No dia da sua posse como deputado, em março de 1983, Juruna foi aplaudidíssimo, mais até que Ulysses Guimarães. Decidido a só fazer seu primeiro discurso no Dia do Índio, resolveu falar uns dias antes apenas para reclamar das alfinetadas de Figueiredo. “Estou muito revoltado. Este presidente da República tem que fazer serviço para garantir emprego ao povo brasileiro e não para fazer campanha de calúnia contra as pessoas. Eu sou contra a repressão, contra a violência e também contra a mentira e a sujeira. O presidente não pode falar besteira, que é contra a eleição, que é contra mim. Graças a Deus fui eleito pelo Rio de Janeiro. Os cariocas me deram oportunidade para vir a Brasília, onde existe pecado, existe treteiro, existe corrupto, para protestar contra o que está errado. O governo federal quer ganhar eleições em todos os Estados do Brasil, mas ele não vai ganhar a consciência do povo, do homem carecido. O presidente não pode meter o pau em nenhum companheiro, em nenhum deputado. Ele que salve o Brasil.”

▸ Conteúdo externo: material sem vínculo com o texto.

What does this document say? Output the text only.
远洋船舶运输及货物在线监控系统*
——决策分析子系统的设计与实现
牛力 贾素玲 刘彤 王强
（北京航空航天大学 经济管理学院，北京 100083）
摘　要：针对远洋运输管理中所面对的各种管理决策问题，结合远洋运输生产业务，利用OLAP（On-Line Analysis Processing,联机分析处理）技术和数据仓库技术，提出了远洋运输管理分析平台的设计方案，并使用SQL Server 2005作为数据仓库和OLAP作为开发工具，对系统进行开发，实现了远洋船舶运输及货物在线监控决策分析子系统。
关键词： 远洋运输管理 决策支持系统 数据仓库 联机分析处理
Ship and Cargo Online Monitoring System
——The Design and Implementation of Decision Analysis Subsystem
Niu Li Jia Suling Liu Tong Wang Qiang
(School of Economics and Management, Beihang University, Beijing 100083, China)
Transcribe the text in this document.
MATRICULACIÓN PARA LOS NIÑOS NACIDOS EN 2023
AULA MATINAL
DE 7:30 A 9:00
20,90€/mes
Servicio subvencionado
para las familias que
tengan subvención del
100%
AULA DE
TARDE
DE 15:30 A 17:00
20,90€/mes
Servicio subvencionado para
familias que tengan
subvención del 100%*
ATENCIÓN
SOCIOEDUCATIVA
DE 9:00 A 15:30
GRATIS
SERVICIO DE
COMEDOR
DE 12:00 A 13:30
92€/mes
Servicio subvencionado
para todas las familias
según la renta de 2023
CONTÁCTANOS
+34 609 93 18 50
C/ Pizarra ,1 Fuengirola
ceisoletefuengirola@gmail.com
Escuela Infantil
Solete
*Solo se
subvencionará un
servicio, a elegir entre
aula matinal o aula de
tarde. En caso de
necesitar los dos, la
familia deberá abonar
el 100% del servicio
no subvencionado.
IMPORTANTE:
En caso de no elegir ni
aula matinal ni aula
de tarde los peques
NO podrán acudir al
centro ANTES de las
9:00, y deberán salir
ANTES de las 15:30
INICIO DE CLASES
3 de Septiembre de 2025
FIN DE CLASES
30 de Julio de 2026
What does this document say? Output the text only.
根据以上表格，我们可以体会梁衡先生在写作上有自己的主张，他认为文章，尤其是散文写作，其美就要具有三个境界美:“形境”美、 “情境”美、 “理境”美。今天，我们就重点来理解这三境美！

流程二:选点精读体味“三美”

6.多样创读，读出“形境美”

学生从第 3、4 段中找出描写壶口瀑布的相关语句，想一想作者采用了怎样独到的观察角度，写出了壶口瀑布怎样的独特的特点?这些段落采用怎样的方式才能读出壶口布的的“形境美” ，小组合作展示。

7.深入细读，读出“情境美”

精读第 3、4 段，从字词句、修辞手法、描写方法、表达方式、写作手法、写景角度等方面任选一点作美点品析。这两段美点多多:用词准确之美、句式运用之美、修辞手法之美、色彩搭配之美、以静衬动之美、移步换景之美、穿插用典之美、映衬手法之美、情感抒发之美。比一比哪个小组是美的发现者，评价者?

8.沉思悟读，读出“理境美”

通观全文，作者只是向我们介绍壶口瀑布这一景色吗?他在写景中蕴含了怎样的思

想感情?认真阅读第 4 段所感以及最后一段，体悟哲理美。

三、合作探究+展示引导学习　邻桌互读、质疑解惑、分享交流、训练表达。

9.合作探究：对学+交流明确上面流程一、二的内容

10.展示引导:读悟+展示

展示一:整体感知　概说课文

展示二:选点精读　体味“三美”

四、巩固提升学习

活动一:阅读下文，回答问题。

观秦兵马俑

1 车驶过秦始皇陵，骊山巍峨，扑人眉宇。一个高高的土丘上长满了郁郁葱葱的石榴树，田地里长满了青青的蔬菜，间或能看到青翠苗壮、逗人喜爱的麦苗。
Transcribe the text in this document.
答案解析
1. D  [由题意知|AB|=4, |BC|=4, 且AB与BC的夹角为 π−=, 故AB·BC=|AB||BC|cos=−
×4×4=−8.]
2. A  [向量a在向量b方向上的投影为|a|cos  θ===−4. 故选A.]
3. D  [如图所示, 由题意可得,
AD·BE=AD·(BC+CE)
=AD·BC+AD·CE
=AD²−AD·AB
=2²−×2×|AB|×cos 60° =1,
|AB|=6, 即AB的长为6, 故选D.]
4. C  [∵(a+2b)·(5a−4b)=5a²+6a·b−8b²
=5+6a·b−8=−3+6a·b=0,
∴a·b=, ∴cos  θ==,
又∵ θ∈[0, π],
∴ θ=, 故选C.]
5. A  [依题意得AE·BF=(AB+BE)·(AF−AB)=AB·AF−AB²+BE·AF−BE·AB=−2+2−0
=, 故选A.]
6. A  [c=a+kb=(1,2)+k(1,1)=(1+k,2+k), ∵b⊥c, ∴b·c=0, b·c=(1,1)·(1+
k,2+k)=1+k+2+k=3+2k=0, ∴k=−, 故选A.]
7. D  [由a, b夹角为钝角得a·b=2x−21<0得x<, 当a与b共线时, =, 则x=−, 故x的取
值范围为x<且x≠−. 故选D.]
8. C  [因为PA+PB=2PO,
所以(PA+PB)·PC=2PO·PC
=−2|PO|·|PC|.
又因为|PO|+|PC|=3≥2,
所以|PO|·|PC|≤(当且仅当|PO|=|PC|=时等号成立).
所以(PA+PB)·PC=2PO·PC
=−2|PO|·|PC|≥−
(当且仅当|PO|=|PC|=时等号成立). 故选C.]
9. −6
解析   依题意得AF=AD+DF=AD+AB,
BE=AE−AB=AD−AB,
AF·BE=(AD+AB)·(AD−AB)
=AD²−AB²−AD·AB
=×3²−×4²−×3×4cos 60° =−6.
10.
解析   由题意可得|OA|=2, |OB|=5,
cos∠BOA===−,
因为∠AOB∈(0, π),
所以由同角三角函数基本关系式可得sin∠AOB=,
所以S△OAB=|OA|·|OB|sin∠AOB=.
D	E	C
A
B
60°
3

No dia 19 de abril, como prometido, subiu à tribuna e voltou à carga, valente, criticando os ministros do governo militar e pedindo sua demissão. Em setembro de 1983, iria além e chamaria os ministros de ladrões. “Todo ministro é a mesma panelinha, é a mesma cabeça. Não tem ministro nenhum que presta. Pra mim todo ministro é corrupto, ladrão, sem vergonha e mau caráter. Não vou dizer que todo ministro é bom, legal e justo. Vou dizer que todo ministro é do mesmo saco que aproveita o suor do povo trabalhador”.
Figueiredo, furioso, chegou a pedir a cassação de Juruna, mas o deputado acabou recebendo apenas uma censura por parte da Mesa. Em 1985, Mário Juruna denunciaria a tentativa de Paulo Maluf de comprar seu voto no colégio eleitoral. Devolveu o dinheiro e votou em Tancredo Neves. Desgostoso com a política após não conseguir se reeleger em 1986, Juruna morreu em 2002, vítima de diabetes. O único índio deputado morreu pobre e esquecido.
Neste Dia do Índio tão pouco lembrado, reproduzo trechos daquele primeiro discurso histórico de Juruna como deputado federal. Triste constatar como muitas das críticas que ele fazia continuam atuais. Quando vai surgir um novo Juruna no Congresso?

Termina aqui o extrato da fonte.